In just one year, interest rates in the US have risen from 0.25% to the current 4.75%. GETTY IMAGES
Central banks around the world have raised the price of money to try to curb relentless inflation, which has soared to its highest levels in decades in double digits in many countries.
After years of low interest rates, this increase has come as quite a shock.
Banks that hold government bonds – whose prices fall when interest rates rise – have suddenly discovered that their assets are worth less.
The interest rate hike “has hit the value of even the safest investments in which banks keep some of their money. This has spooked investors and sent share prices of all banks falling, hitting banks to a greater degree.” those that are considered weaker,” explained Simon Jack, the BBC’s finance editor.
The largest banking corporations on Wall Street had to provide liquidity for the rescue of another bank specializing in the technology sector, First Republic, based in San Francisco.
And the Federal Reserve admitted that there was an increase in emergency lending to US banks in general.
Is it a banking crisis?
Analysts agree that the same problem that affected the entire banking system in 2008 does not exist today.
At that time, banks around the world suddenly discovered that they were exposed to failed investments in the US real estate market.
GETTY IMAGES
That led to huge government bailouts, financial crisis, and a global economic downturn.
Regulations have since been imposed to force banks to hold more liquidity and limit their exposure to risk.
Most experts believe that the current problems will have limited impact.
“SVB is not Lehman and 2023 is not 2008. We are probably not seeing a systemic financial crisis,” Nobel Prize winner Paul Krugman opined in a column this week, referring to the devastating financial crisis unleashed after the bankruptcy of the US bank Lehman. Brothers 15 years ago.
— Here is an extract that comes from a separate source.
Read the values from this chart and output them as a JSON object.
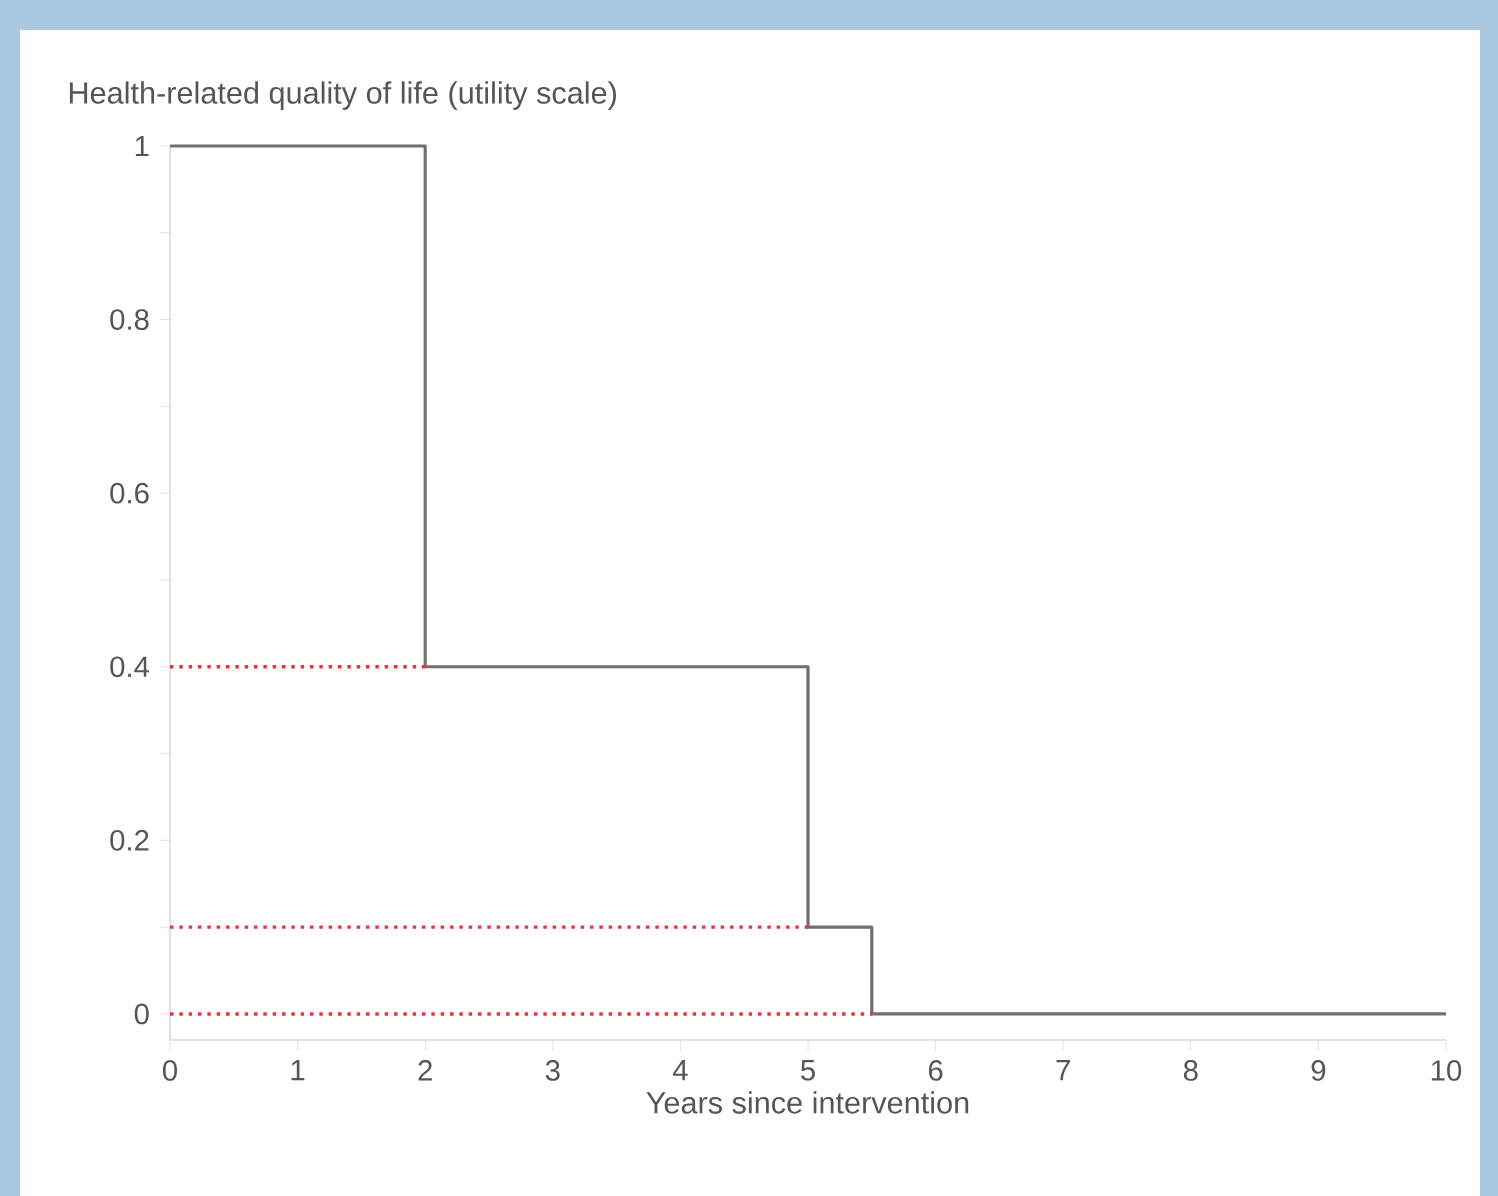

Even so, the world of banking is extremely complex and it is difficult to identify new weaknesses in the system until it is put under pressure, as in the current situation of high interest rates and fluctuations in investor confidence.
Also, nervousness about the health of banks is often contagious, and if customers start to worry about their deposits, they can withdraw them in just a few seconds on their bank’s website or app.
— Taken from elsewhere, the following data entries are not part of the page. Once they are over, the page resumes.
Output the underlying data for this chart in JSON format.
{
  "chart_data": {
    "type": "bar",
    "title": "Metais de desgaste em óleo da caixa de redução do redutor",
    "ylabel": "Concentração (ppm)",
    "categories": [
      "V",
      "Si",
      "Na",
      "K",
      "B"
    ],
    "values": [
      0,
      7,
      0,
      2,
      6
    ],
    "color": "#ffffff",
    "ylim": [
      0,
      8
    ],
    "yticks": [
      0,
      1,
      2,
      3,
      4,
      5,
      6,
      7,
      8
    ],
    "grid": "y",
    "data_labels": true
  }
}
Even without the complete collapse in confidence that characterizes financial crises, we could see regulators tighten rules even further and banks become less willing to lend money.
That could slow down the global economy at a particularly sensitive time, when rising prices are putting extra pressure on consumers’ pockets.
What will happen to my money?
At least in the United States and in Europe, citizens should not fear for their savings.
Even in the unusual scenario of a bank or building society failing, there is deposit protection.
The US government guarantees the return of all bank deposits up to US$250,000.
Asset protection in this country covers a variety of products, from checking and savings accounts to prepaid cards and certificates of deposit.
In the cases of SVB and Signature Bank, the US government went a step further and guaranteed client deposits in full, above the $250,000 limit, although this is not a guarantee that it will do so again. if another bank fails in the future.
In the European Union, deposit protection amounts to 100,000 euros (US$107,000) and in the United Kingdom 85,000 pounds (US$104,000).
On the other hand, many analysts believe that the current crisis could have other, not so negative implications.
“The consequences of market jitters could soften the impact of rising cost of living,” says Dharshini David, BBC world trade correspondent.
David mentions, in particular, the reduction in oil and gas prices that has been seen during the turbulence of the last few weeks, bringing some slight relief to consumers’ wallets.